Dans son petit taxi jaune, Abdelmajid porte une moustache, des lunettes de soleil et le souvenir de huit années passées en Espagne. Voici maintenant deux ans qu’il est rentré à Beni Mellal. “A cause de la crise”, assure-t-il. En Catalogne, il était ouvrier bûcheron, avant de perdre son emploi, comme tant d’autres Marocains d’Espagne. Aujourd’hui, c’est sans regret qu’il évoque son départ de l’eldorado ibère, décidément bien flétri. “España de ruina, España khaiba”, commente-t-il.

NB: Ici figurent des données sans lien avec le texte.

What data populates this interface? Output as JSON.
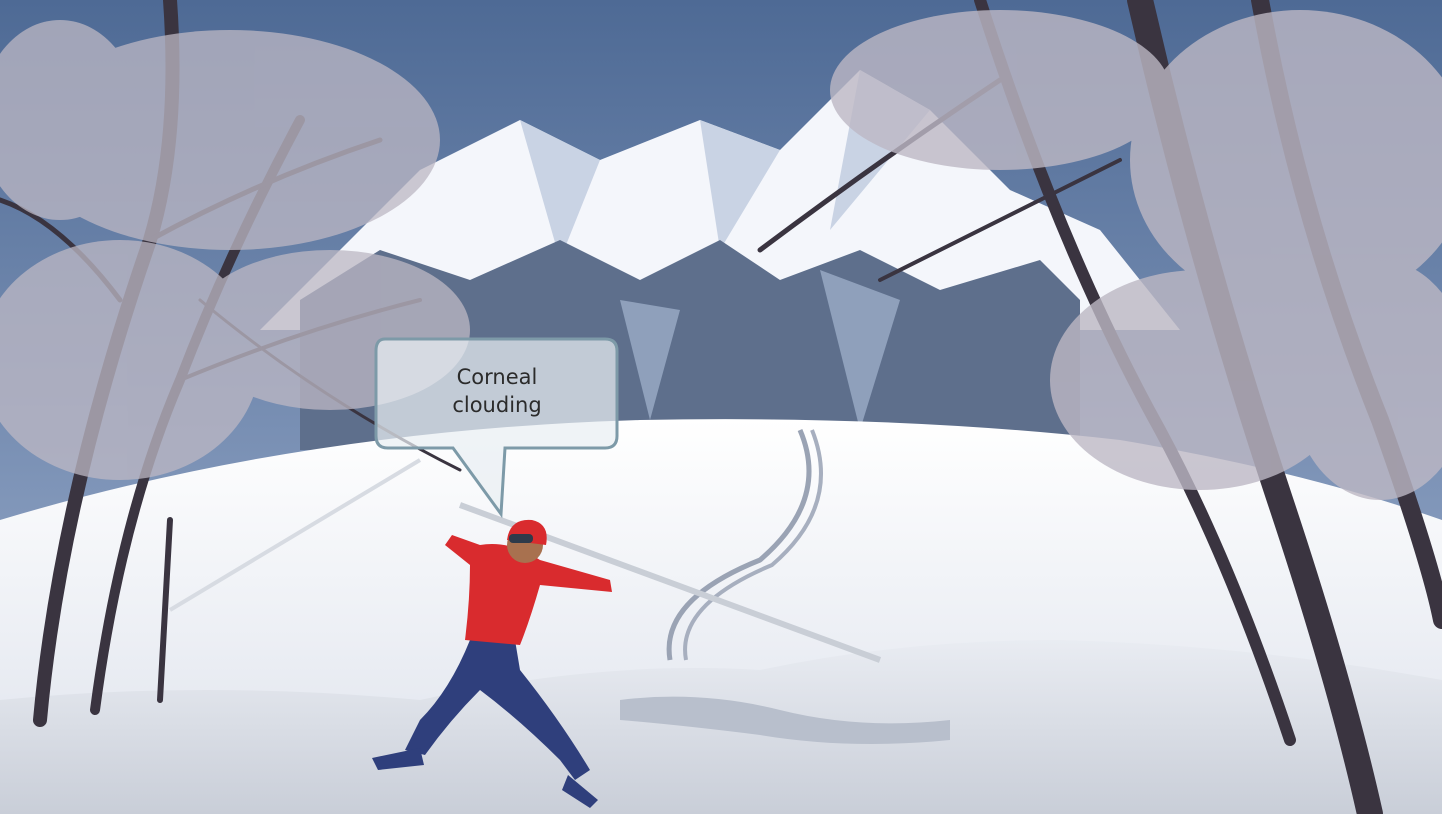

De 1994 à 2008, l’Espagne a connu une croissance économique ininterrompue, attirant des centaines de milliers de travailleurs marocains. Puis la crise économique est arrivée, et le taux de chômage s’est envolé. De 8,3% en 2007, il est passé à 25% en 2012. Selon le Colectivo Ioé, un centre de recherche espagnol en sciences sociales, cette hausse a été encore plus marquée chez les migrants marocains : de 16,6%, le taux de chômage a grimpé à 50,7%. Aujourd’hui en Espagne, dans près d’un foyer marocain sur trois, aucun membre de la famille n’a de travail. Ce qui s’explique notamment par la nature des postes de travail principalement occupés par les migrants marocains, des emplois de basse qualification, manuels et saisonniers. Cette situation en a poussé plus d’un à rejoindre d’autres cieux à l’économie moins abîmée. Certains ont même décidé de rentrer au pays.

 

Demi-tour !

En janvier 2000, on recensait 173 000 Marocains installés en Espagne. En janvier 2012, ils étaient 783 000. Mais la dynamique semble s’inverser. Ces dernières années, le nombre de Marocains s’installant en Espagne a considérablement chuté, pendant que le nombre de retours au pays augmentait légèrement. Dans une étude socio-statistique publiée en mai 2012, le Colectivo Ioé fait état d’“un solde négatif dans les flux migratoires entre le Maroc et l’Espagne, sans précédent dans les dernières décennies”. Ainsi, en 2011, quelque 41 000 Marocains auraient rejoint l’Espagne, quand près de 63 000 l’auraient quittée.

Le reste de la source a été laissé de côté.